Ausnahmsweise war ich meiner Mutter dankbar, dass sie mich in die Wirklichkeit zurückholte, sonst hätte ich noch komische Dinge mit den Badfliesen und meinem Kopf angestellt – das war sicher.
„Bin schon fertig!", rief ich, schnappte mir im Flur meinen Rucksack, stürzte die Treppe hinab und verließ ohne eine Verabschiedung unser Haus.
Es war nicht weit zu Shayennes Haus, aber weit genug, dass ich erneut meinen Gedanken ausgesetzt wurde.
Mein perfektes Leben war schon immer perfekt – wieso sollte diese Perfektion plötzlich aus dem Ruder laufen? Es gab noch nie ein unvorhersehbares Ereignis in meinem Lebenslauf.
Ich sollte mich auf den heutigen Tag freuen. Ein weiterer Punkt auf meiner To-Do-Liste zum perfekten Dasein wäre erledigt. Wieso war ich trotzdem nervös?
„Hey, Addy!" Erschrocken blieb ich stehen. Wer hatte meinen Namen gerufen? Die Stimme kam mir bekannt vor, trotzdem konnte ich sie niemandem zuordnen.
Ich erkannte die Person erst, als sie vor mir stehenblieb und kläglich versuchte, einen coolen Eindruck zu machen – die Folge davon war, dass er steif, und doch um Lässigkeit bemüht, mit verschränkten Armen und den Kopf leicht neigend, sich vor mich aufbaute.

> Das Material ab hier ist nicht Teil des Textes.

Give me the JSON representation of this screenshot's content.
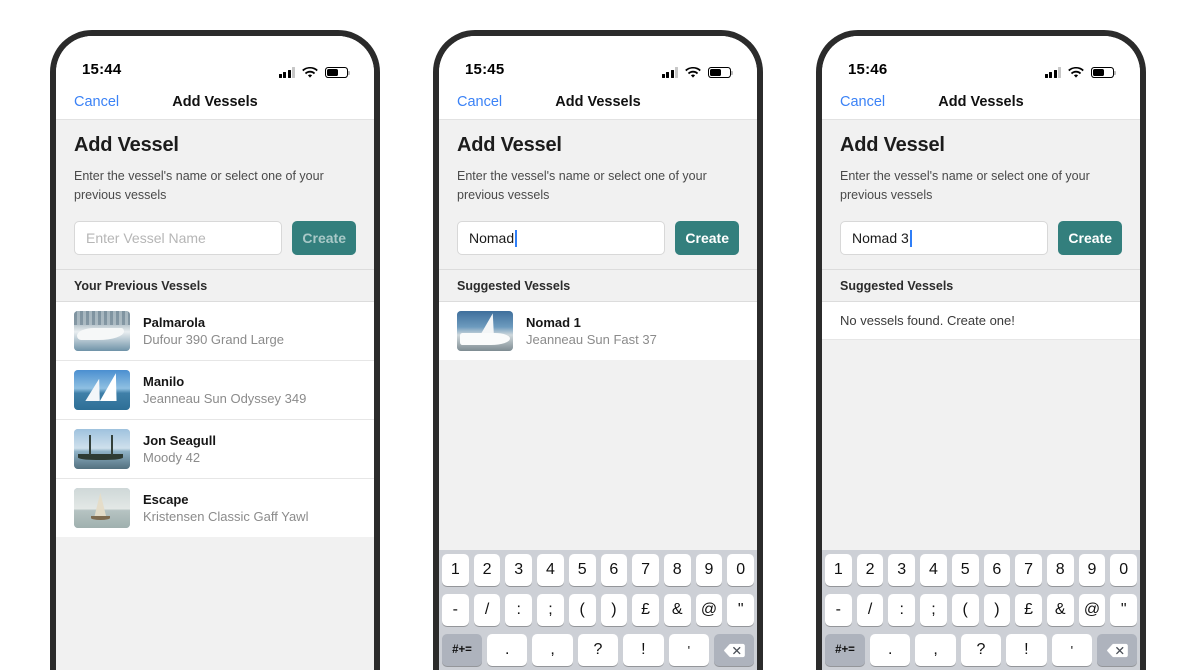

„H-Henry? Wieso sprichst du mich an?"
Würden meine Eltern sehen, dass ich Kontakt zu diesem Objekt hätte, würden sie mich augenblicklich enterben, das stand fest. Ich blickte hinter meine Schulter und schätzte ab, ob meine Eltern uns rein theoretisch vom Fenster aus sehen könnten.
„Na, heute ist der Tag. Der Tag, an dem alle sehen werden, dass ich euch doch ähnlicher bin, als ihr glaubt."

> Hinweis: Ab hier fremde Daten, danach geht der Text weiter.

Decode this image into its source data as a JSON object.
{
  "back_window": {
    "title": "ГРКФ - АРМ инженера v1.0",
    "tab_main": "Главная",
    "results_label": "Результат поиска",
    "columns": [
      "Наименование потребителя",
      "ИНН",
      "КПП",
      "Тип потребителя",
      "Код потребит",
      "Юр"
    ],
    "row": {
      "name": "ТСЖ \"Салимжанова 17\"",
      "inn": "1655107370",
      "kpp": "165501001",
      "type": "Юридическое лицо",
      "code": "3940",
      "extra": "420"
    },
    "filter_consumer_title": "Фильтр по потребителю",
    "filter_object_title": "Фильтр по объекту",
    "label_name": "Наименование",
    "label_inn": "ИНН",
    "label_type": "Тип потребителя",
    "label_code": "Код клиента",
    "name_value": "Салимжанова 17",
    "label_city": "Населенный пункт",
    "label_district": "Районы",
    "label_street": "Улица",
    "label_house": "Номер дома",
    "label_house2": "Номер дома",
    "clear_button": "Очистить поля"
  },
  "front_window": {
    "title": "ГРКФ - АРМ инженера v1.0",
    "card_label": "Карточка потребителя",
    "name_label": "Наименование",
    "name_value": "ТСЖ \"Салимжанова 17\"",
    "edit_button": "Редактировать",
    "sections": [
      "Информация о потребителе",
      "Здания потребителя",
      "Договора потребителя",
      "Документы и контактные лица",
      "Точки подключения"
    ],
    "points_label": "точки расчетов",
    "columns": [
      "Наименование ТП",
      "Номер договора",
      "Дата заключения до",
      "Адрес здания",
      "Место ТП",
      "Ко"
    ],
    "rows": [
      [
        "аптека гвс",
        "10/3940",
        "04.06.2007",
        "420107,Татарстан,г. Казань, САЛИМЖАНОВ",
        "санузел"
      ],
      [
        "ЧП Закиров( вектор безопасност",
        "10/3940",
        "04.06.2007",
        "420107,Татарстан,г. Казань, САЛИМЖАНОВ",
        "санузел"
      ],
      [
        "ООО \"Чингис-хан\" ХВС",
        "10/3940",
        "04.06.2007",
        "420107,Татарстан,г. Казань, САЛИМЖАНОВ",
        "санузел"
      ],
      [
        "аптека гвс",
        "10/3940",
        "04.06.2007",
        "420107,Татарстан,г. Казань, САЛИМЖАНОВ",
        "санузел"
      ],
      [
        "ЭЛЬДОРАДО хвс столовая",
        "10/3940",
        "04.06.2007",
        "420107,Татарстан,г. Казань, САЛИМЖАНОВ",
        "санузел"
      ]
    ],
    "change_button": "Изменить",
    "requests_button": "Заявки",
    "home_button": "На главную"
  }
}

Der spinnte doch! Dachte er ernsthaft, er würde zu den Auserwählten gehören? Henry war an sich schon speziell, doch selbst wenn man dies außen vor lassen würde ... ein Junge, der zu den Auserwählten gehört? – Das passierte vielleicht in einem von tausend Fällen!
„Cool", zeigte ich ihm meine kalte Schulter. „Und deswegen sprichst du mich an?"
„Ich dachte, du würdest nachhaken, woher ich das so genau weiß", beschwerte Henry sich.
„Okay, du hast Wahnvorstellungen, freut mich für dich, aber jetzt geh mir aus dem Weg!" Weniger forsch fügte ich hinzu: „Ich habe es eilig."
Doch Henry dachte gar nicht daran, das Gespräch zu beenden: „Mit den Wahnvorstellungen liegst du goldrichtig!"
Was, er gab zu, verrückt zu sein?
„Addy, du musst mir glauben: Ich hatte eine Vision! Du kennst dich auf dem Gebiet doch aus, nicht wahr? Kannst du mir helfen, die Vision zu entschlüsseln?"
Was? Er sollte eine Vision gehabt haben? Er war eindeutig auf den Kopf gefallen!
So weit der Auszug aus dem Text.